Little Change in U.S. Salt Consumption
October 22/Sydney, Australia/ABC Transcripts -- For years, consumers have been told a low salt diet is good for their health and especially the heart, but now a new study has challenged the effectiveness of that advice. While sodium consumption in the U.S. has not changed in more than 40 years, rates of high blood pressure are still on the rise.
Scientists analysed 38 studies in the U.S. between 1957 and 2003 that measured sodium levels in urine. They found no change in salt intake over a 46-year period.
"Although it showed no change it did still show that salt intake is well above the recommended maximum level of intake for the general population," states Elizabeth Dunford of The George Institute on Global Health.

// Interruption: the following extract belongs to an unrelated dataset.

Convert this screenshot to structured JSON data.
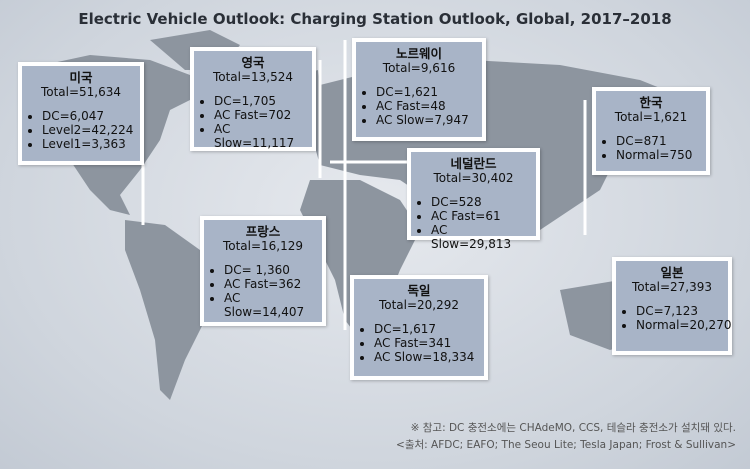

Despite years of public health efforts to reduce salt consumption, this study suggests it has not happened, but health experts here say the advice is still warranted.
"They are justified," explains Susan Anderson of The Heart Foundation. "The science very clearly supports the fact that reducing salt intake will help lower blood pressure and therefore help to reduce heart disease."
There are no similar salt intake studies in Australia. Nutritionists say three quarters of our sodium consumption comes from processed food, and we eat much more salt than we need.
"Say, for example, if you reduced population salt intake by 3g," Dunford opines, "that would reduce the levels of cardiovascular disease by about a fifth, 20%."
U.S. researchers acknowledge their study has its limitations. They say it is possible sodium consumption has dropped since 2003 because of changes to processed foods. The first accurate estimate of salt intake by Australians should be known by the end of next year.